The song is called “Silencer,” and at the heart of its message is how fear is such a primary and polarizing component in the debate.

“This can be an intimidating conversation for me, and as I was approaching it, I asked myself why it felt so intimidating, why I felt so threatened simply by saying: ‘We are killing each other and the loss of human life is tragic no matter where you stand on the issue.’ So we should all ask ourselves, ‘Can we do better as a society?’

“A lot of people may feel threatened by the presence of firearms, like me. I’m not comfortable around guns. But I recognize they’re part of the Constitution. I get that, and it’s important to honor that. But I also think a lot of people are intimidated by this conversation so they say nothing and do nothing.

“So the lyrics of the song express how violence silences everyone, whether it be silenced through being subjected to the violence or silenced by your fear of speaking up.”
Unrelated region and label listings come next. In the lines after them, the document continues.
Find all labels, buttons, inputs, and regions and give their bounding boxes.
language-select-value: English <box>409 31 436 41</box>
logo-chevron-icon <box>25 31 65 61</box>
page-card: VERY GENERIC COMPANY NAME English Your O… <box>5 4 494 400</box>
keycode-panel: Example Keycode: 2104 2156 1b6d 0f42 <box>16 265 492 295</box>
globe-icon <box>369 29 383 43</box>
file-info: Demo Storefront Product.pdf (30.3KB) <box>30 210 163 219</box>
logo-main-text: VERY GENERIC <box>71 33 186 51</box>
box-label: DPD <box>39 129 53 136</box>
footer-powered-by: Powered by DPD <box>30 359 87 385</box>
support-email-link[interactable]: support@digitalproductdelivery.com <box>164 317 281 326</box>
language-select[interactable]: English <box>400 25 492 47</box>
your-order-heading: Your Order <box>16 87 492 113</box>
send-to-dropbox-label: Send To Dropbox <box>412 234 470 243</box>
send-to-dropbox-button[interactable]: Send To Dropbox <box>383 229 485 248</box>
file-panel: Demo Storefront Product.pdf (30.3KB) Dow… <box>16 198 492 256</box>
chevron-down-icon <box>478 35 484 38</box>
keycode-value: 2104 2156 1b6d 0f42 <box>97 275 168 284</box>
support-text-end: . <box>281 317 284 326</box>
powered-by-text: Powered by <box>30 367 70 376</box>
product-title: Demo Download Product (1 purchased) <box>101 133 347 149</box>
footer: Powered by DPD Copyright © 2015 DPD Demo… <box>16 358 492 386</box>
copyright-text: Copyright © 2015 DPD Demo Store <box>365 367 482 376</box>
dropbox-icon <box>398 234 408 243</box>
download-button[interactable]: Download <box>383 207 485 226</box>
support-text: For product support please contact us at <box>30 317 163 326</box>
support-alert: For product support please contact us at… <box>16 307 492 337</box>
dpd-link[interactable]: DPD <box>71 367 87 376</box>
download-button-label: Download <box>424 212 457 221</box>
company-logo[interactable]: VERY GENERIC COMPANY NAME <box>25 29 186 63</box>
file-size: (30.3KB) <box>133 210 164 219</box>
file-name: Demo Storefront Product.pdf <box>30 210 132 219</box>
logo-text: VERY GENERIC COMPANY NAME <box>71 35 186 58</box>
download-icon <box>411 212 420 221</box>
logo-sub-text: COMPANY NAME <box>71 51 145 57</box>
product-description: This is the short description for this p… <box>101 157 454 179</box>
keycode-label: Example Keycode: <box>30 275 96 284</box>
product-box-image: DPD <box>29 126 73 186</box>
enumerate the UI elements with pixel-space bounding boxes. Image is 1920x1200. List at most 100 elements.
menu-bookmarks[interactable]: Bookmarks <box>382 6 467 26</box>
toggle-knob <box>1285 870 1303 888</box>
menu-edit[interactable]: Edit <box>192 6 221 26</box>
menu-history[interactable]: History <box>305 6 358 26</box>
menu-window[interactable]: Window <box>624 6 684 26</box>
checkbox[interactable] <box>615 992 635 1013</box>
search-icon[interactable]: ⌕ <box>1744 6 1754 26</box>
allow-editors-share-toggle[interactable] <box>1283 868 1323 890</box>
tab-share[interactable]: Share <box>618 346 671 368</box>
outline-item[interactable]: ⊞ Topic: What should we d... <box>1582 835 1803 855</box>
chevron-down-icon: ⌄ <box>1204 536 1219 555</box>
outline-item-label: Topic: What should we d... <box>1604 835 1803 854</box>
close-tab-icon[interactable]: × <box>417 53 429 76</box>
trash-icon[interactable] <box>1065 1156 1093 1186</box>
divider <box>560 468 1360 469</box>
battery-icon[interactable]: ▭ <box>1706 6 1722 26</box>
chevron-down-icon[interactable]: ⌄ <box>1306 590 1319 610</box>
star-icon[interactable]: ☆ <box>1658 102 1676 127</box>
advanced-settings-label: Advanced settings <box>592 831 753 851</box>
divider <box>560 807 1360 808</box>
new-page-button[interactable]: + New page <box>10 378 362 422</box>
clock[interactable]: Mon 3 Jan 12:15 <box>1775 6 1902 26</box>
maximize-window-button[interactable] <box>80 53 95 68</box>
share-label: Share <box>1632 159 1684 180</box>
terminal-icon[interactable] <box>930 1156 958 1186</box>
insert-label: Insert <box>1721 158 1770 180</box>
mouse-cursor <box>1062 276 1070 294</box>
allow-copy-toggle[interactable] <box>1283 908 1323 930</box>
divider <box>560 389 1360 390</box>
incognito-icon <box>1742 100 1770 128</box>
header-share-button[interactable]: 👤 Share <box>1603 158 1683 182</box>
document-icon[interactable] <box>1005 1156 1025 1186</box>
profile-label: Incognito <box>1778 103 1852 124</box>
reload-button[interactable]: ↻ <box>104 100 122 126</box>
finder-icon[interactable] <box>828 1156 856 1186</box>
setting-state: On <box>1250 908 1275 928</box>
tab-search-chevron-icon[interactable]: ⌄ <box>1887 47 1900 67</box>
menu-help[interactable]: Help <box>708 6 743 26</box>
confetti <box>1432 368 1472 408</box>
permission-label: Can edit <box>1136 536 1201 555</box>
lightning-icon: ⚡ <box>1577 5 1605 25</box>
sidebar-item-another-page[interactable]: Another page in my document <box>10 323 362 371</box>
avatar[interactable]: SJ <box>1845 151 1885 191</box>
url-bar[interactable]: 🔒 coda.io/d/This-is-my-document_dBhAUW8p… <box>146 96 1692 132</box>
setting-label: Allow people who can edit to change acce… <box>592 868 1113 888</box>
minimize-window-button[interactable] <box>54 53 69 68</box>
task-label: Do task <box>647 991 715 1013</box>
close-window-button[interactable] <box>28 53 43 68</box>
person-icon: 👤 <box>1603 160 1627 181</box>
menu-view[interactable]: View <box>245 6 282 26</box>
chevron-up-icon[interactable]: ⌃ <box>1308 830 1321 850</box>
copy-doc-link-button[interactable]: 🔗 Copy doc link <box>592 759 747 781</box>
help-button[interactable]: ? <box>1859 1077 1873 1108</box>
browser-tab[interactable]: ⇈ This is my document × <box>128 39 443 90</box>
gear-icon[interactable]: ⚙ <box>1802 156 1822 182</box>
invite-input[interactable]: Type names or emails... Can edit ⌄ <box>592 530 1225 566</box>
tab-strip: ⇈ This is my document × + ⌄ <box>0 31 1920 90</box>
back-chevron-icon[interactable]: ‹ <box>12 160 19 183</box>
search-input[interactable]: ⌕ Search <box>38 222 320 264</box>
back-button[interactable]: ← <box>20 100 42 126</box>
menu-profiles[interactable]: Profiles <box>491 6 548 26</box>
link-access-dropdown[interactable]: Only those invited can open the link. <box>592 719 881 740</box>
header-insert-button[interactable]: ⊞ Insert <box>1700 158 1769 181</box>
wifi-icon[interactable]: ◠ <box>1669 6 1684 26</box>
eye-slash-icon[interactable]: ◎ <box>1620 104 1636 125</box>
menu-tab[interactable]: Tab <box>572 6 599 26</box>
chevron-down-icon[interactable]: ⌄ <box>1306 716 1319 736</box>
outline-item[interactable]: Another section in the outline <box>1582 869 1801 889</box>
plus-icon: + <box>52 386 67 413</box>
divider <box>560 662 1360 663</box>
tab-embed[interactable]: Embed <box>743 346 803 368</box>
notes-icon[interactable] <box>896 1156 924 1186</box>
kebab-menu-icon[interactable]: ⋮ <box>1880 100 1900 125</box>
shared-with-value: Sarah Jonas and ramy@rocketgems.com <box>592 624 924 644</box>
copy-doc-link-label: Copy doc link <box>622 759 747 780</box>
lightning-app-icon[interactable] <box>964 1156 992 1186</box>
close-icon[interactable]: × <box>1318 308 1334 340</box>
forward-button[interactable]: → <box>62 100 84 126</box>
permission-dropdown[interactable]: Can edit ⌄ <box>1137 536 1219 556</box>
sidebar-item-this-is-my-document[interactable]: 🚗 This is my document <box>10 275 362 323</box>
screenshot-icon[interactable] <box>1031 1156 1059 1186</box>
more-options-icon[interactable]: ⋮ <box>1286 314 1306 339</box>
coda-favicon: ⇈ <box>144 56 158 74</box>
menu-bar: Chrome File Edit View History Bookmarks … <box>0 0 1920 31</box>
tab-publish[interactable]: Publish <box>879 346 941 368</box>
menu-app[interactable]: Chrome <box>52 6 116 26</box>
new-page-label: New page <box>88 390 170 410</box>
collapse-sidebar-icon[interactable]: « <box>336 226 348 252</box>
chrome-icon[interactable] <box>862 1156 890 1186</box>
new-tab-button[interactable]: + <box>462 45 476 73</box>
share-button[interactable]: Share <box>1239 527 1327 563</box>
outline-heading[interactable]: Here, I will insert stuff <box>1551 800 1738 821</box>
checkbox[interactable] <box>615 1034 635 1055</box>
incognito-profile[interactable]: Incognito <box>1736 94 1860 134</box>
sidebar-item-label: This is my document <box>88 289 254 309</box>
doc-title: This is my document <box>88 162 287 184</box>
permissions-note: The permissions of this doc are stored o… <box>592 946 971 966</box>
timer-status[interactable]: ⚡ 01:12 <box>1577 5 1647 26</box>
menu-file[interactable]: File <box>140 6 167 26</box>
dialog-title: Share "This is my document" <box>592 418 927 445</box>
If there is a middle ground in the issue, Martin said, it should be recognition that too many people are dying and that reducing deaths by firearms ought to be a common goal, one reached through civil debate.

“We need to recognize the humanity on both sides of the issue and recognize the reasons why this is such a passionate issue,” he said. “Both sides are afraid of something really fundamental. And it should be addressed respectfully and in the spirit of understanding each other as we express our opposing opinions and fears.”

Timothy Finn: 816-234-4781, @phinnagain


The Concert Against Campus Carry begins at 7 p.m. Sunday at Liberty Hall, 644 Massachusetts St. in Lawrence. The Barclay Martin Ensemble, Victor & Penny and Minimal Animal will perform. Tickets are $20 through A student discount is available. Proceeds go to the Kansas Interfaith Action campaign against campus concealed carry legislation.